There are few reports of metacarpal head fractures and a consensus on treatment has not been obtained. Because closed reduction is often impossible, a common practice is to perform open reduction internal fixation.
Metacarpal head fractures are intra-articular and the distal bone fragment is often small. The bone fragment is surrounded by soft tissues such as the joint capsule, collateral ligaments, tendons, and skin. The surgery involves a degree of damage to the soft tissue. Also, because the distal bone fragment is covered with cartilage, partial damage to the cartilage may occur, depending on the fixation method employed. Although K-wire,
A new technique for closed management of displaced intra-articular fractures of metacarpal and phalangeal head delayed on presentation: report of eight cases.
have been used as fixation materials, each has associated morbidity.
To avoid potential problems, we performed a retrograde intramedullary absorbable pin fixation from the articular surface into the medullary canal of the metacarpal. We used Super-Fixsorb 30 threaded pins (Johnson & Johnson, Tokyo, Japan; and Teijin Medical Technologies, Osaka, Japan). This is an absorbable 1.5-mm-diameter threaded pin made from unsintered hydroxyapatite particles and poly-l-lactide (PLLA) (u-HA/PLLA). We considered this method to minimize such complications and effectively fix bone fragments. In this article, we describe surgical methods and clinical outcomes.
Materials and Methods
Nine consecutive patients with intra-articular fractures of the metacarpal head who underwent surgical treatment with 1.5-mm-diameter u-HA/PLLA pins between July, 2013 and December, 2017 were evaluated retrospectively. Patients included 2 women and 7 men, mean age 28.9 years (range, 13–70 years). The right hand was treated in 5 patients, and left in 4. Affected fingers included 1 index, 1 middle, 3 ring, and 4 little fingers. Three patients had 2-part fracture, 5 had 3-part fractures, and one patient had a 5-part fracture. Patients 2 and 3 had 2-part fractures with no collateral ligament attached to the distal bone fragment. Patients 1 and 6 through 9 had 3-part fractures, with the radial collateral ligament attached to one of the distal bone fragments and the ulnar collateral ligament attached to the other. Patient 4 had a 5-part fracture, with the radial collateral ligament attached to one of the distal bone fragments, the ulnar collateral ligament attached to the other, and the collateral ligaments unattached to the remaining 2 bone fragments. Patients were observed for a mean of 13.1 months (range, 12.3–14.4 months) after surgery without loss of follow-up.

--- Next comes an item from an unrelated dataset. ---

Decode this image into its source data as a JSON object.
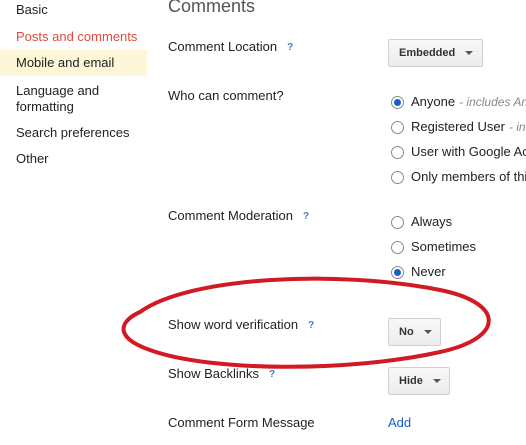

Patients were placed in the supine position under general anesthesia. A longitudinal 1.5-cm skin incision was made dorsally over the metacarpophalangeal (MCP) joint. The central band and joint capsule were longitudinally split at the center and the MCP joint was exposed. The fracture was reduced with the MCP joint passively flexed. Two 1.6-mm (0.062-in) K-wires were inserted from the articular surface of the distal bone fragment into the medullary canal of the metacarpal (Fig. 1A, B). These K-wires were used as temporary fixation of bone fragments and a predrilling tool for the u-HA/PLLA pin. If the distal bone fragment was comminuted into 2 fragments, one K-wire was inserted for each bone fragment. If the distal bone fragment was comminuted into 3 or more fragments, 2 K-wires were inserted into the 2 main bone fragments. The K-wires were inserted as deeply as possible into the metacarpal. When the metacarpal intramedullary canal was narrow, the first K-wire was inserted into the proximal end of the metacarpal and the other was inserted as deeply as possible. By measuring the length of the K-wire outside the metacarpal, the length of the inserted part of the K-wire was determined. The u-HA/PLLA pins were cut with a pin cutter at the measured length. The first K-wire was removed and the u-HA/PLLA pin was inserted instead of the K-wire (Fig. 1C). Using a plunger, the u-HA/PLLA pin was inserted slightly deeper than the articular surface so that the pin did not protrude from the articular surface. In the same way, the other K-wire was also removed and the u-HA/PLLA pin was inserted (Fig. 1D). When necessary, artificial bone substitute (OSferion 60, Olympus Terumo Biomaterials, Tokyo, Japan), a metal screw, or both were used. A volar aluminum orthosis was applied in the intrinsic plus position for a mean of 1.8 weeks (range, 0–4 weeks) and range of motion (ROM) exercises were started after the orthosis was removed. In the early cases, an orthosis was placed for 3 weeks after the operation (Table 1, patients 1–4); however, if fixation stability was confirmed, ROM exercises were started the day after surgery in more recent cases (patients 7–9). In patients with collateral ligaments attached to the bone fragment, buddy taping with the adjacent finger was performed for 4 weeks after the operation to prevent migration caused by radial or ulnar deviation of the MCP joint.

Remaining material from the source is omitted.